Sözcüğü sözcüğüne çeviri (literal translation): Buna göre çevrilecek kültürbirimler erek dildeki eşdeğer öğelerle karşılanmaktadır. Çevirmen, bu karşılığın metnin anlam bütünlüğüne uygun olup olmadığını dikkate almaktadır.

Aktarım (transference): Erek dile çevirisi yapılamayan yer, kurum, ad, gazete, kitap gibi kültürel öğelerin kaynak dildeki kullanımlarının olduğu gibi aktarılmasıdır.

Uyarlama (adaptation): Kaynak dildeki kültürbirimin erek kültürde benzer bir öğeleyle karşılanmasıdır. Kaynak dilde yapıtın özgünlüğünün korunamaması, bu yöntemin çok fazla kabul görmeyen boyutudur.

İşlevsel Çeviri (neutralization/functual translation): Kaynak dildeki kültürbirimin erek dil okuyucusunun kolaylıkla algılayabileceği genel/evrensel bir ifadeyle karşılanmasıdır.

Açıklama (explanation): Kaynak dildeki kültürbirimlerin erek dilde anlaşılabilmesi için metin içinde açıklama yapılmasıdır.

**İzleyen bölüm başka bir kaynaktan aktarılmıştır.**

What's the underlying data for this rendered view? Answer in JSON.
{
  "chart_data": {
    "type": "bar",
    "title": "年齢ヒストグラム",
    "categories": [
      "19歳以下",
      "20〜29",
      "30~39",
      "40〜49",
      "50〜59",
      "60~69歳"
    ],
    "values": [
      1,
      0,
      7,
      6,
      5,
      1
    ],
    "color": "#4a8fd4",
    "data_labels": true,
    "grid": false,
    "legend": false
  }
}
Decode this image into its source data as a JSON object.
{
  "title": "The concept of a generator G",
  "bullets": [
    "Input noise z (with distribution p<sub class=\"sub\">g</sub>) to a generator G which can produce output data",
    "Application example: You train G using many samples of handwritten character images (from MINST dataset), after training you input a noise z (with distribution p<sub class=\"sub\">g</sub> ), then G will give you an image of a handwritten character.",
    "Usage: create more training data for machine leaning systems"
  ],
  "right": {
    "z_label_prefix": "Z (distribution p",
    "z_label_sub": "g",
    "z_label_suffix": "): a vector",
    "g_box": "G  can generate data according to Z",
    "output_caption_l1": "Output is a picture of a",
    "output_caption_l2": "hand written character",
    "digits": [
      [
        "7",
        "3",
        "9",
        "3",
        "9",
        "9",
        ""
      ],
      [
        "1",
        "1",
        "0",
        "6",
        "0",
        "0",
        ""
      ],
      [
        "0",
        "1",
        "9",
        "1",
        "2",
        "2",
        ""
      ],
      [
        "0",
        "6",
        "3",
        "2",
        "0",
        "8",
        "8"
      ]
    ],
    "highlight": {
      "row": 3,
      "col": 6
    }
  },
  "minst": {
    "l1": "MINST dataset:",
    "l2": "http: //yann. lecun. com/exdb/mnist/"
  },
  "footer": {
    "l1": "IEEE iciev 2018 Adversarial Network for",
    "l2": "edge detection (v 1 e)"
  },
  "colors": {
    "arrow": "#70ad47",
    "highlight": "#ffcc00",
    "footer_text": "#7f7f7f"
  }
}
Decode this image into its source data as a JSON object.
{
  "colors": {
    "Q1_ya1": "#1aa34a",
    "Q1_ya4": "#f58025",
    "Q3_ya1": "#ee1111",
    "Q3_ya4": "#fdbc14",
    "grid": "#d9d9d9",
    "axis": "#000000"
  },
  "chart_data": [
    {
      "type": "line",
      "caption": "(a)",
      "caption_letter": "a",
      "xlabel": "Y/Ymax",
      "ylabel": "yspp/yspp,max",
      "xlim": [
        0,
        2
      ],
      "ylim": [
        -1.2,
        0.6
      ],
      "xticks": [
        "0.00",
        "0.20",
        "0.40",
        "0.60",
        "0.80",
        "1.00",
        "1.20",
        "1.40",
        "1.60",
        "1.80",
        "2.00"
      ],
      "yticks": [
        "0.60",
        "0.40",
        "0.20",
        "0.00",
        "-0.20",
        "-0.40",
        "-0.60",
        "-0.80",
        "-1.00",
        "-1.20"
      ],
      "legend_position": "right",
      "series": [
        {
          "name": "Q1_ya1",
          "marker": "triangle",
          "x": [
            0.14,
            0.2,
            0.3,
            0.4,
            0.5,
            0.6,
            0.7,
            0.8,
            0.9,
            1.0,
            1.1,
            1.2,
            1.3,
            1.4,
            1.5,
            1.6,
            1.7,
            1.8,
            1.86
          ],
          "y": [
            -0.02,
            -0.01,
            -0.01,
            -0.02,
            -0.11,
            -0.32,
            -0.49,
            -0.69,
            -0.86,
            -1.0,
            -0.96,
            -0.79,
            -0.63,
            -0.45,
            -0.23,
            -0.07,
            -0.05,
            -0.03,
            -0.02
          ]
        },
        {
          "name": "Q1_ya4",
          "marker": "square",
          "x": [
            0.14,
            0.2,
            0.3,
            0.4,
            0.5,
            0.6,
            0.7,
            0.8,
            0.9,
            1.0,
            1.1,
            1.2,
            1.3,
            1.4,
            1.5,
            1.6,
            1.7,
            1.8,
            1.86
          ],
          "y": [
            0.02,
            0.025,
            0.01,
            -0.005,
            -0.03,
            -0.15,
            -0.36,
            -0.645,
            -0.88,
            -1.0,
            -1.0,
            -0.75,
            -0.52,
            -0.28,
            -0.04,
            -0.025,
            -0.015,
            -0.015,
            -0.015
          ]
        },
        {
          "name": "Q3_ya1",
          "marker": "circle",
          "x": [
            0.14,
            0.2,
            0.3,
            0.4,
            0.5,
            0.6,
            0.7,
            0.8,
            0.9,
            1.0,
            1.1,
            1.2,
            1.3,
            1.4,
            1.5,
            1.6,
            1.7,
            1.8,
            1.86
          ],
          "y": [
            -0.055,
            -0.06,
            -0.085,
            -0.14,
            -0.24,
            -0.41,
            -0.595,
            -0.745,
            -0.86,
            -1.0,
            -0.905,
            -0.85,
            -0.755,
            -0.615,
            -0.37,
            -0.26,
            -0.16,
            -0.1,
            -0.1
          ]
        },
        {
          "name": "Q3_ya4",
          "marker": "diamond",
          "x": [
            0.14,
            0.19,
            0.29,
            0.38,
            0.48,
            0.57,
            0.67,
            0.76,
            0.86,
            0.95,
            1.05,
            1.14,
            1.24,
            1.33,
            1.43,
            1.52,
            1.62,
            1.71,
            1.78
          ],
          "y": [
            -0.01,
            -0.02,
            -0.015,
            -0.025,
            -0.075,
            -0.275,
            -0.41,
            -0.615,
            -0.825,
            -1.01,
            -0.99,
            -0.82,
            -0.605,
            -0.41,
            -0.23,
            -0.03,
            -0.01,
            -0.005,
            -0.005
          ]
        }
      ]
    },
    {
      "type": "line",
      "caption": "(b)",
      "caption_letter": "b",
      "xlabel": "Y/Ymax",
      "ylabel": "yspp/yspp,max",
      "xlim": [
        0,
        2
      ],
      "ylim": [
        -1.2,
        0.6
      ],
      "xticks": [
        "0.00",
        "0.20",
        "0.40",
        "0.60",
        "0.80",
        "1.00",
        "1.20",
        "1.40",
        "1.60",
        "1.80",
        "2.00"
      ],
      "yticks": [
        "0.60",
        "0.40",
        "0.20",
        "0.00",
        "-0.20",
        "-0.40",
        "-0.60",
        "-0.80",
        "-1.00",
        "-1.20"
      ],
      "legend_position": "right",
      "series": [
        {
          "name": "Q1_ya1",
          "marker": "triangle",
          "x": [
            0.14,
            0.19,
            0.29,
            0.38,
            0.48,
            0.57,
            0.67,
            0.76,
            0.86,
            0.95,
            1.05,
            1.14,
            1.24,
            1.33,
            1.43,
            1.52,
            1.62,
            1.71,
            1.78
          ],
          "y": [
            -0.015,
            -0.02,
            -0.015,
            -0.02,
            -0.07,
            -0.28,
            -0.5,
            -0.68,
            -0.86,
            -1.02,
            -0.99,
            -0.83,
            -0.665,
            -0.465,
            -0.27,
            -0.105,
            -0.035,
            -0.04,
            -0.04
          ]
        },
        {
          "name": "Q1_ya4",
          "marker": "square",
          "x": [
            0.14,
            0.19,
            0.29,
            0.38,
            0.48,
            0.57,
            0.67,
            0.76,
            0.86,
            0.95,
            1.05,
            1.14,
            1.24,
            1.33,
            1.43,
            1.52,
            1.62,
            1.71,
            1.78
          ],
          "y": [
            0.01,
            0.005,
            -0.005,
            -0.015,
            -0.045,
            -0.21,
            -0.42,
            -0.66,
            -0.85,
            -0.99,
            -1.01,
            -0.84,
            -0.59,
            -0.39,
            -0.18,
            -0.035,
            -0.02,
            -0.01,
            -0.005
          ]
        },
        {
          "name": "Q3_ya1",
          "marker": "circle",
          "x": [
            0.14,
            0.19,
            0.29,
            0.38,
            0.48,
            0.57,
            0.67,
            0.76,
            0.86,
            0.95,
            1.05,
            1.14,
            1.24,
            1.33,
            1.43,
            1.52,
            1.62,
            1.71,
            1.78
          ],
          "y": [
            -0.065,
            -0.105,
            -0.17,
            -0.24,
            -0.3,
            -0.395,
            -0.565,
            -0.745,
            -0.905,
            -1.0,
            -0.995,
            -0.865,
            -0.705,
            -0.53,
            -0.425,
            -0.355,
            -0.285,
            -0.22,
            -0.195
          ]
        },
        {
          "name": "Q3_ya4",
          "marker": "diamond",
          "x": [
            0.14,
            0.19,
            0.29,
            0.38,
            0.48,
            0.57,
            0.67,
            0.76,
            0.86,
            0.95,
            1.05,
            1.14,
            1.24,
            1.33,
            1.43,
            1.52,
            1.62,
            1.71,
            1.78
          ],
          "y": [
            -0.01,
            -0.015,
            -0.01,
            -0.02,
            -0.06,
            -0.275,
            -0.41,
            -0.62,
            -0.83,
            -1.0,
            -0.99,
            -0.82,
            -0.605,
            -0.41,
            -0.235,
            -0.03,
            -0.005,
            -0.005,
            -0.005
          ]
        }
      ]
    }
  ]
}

Çıkarma (deletion): Erek dil okuyucusunun herhangi bir nedenle algılayamayacağı ya da erek dilde hiçbir şekilde eşdeğeri bulunmayan, aktarılamayan bölümün tamamen çıkarılmasıdır. Kaynak metnin özgünlüğünün korunamayacak olması, bu yöntemin kullanılmasını çok fazla onaylamamaktadır.